Under Rule 8.3(b) of the Code, any person who is, or becomes, interested in 1% or more of any class of relevant securities of the offeree company or of any securities exchange offeror must make a Dealing Disclosure if the person deals in any relevant securities of the offeree company or of any securities exchange offeror. A Dealing Disclosure must contain details of the dealing concerned and of the person’s interests and short positions in, and rights to subscribe for, any relevant securities of each of (i) the offeree company and (ii) any securities exchange offeror, save to the extent that these details have previously been disclosed under Rule 8. A Dealing Disclosure by a person to whom Rule 8.3(b) applies must be made by no later than 3.30 pm (London time) on the business day following the date of the relevant dealing.
If two or more persons act together pursuant to an agreement or understanding, whether formal or informal, to acquire or control an interest in relevant securities of an offeree company or a securities exchange offeror, they will be deemed to be a single person for the purpose of Rule 8.3.
Opening Position Disclosures must also be made by the offeree company and by any offeror and Dealing Disclosures must also be made by the offeree company, by any offeror and by any persons acting in concert with any of them (see Rules 8.1, 8.2 and 8.4).

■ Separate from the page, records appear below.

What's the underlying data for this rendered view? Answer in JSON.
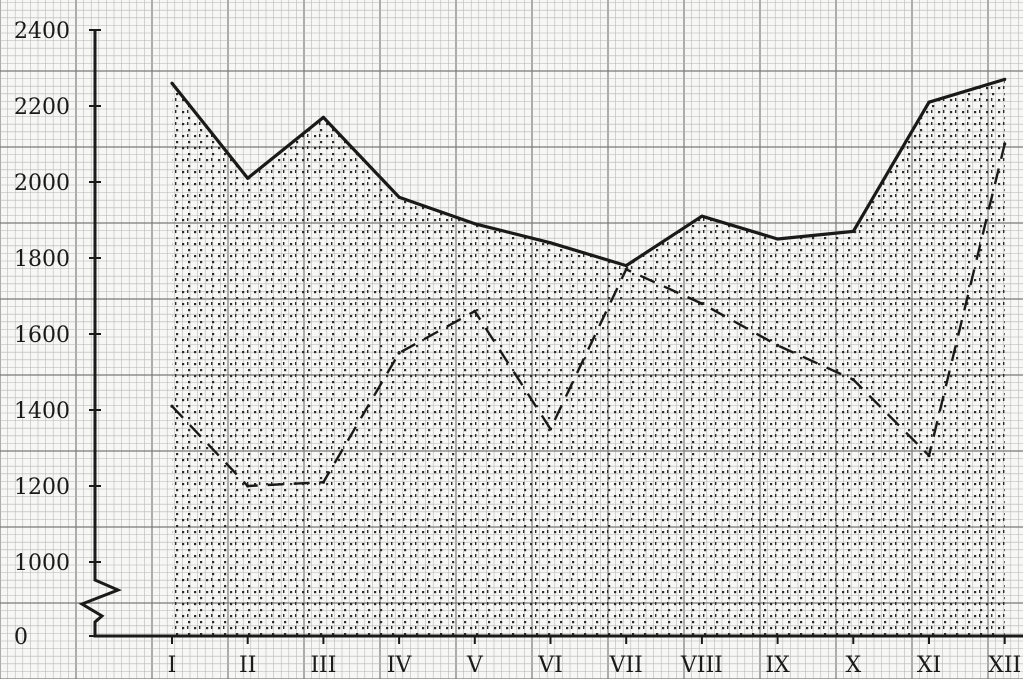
{
  "chart_data": {
    "type": "line",
    "categories": [
      "I",
      "II",
      "III",
      "IV",
      "V",
      "VI",
      "VII",
      "VIII",
      "IX",
      "X",
      "XI",
      "XII"
    ],
    "y_ticks": [
      "0",
      "1000",
      "1200",
      "1400",
      "1600",
      "1800",
      "2000",
      "2200",
      "2400"
    ],
    "y_tick_values": [
      0,
      1000,
      1200,
      1400,
      1600,
      1800,
      2000,
      2200,
      2400
    ],
    "ylim": [
      0,
      2400
    ],
    "axis_break": "between 0 and 1000",
    "grid": true,
    "series": [
      {
        "style": "solid",
        "values": [
          2260,
          2010,
          2170,
          1960,
          1890,
          1840,
          1780,
          1910,
          1850,
          1870,
          2210,
          2270
        ]
      },
      {
        "style": "dashed",
        "values": [
          1410,
          1200,
          1210,
          1550,
          1660,
          1350,
          1770,
          1680,
          1570,
          1480,
          1280,
          2100
        ]
      }
    ],
    "fill_between": "stippled area under the solid line",
    "colors": {
      "grid_minor": "#b5b5b5",
      "grid_major": "#7a7a7a",
      "ink": "#1a1a1a",
      "stipple": "#2a2a2a"
    }
  }
}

Details of the offeree and offeror companies in respect of whose relevant securities Opening Position Disclosures and Dealing Disclosures must be made can be found in the Disclosure Table on the Takeover Panel’s website at www.thetakeoverpanel.org.uk, including details of the number of relevant securities in issue, when the offer period commenced and when any offeror was first identified. If you are in any doubt as to whether you are required to make an Opening Position Disclosure or a Dealing Disclosure you should contact the Panel’s Market Surveillance Unit on +44 (0)20 7638 0129.
Publication on a website
In accordance with Rule 26.1 of the Code, a copy of this announcement will be made available on the Company’s website (www.arrowglobal.net/en/investors/Possible_offer_for_the_Company) no later than 12 noon (London time) on the next business day. The content of the website referred to in this announcement is not incorporated into and does not form part of this announcement.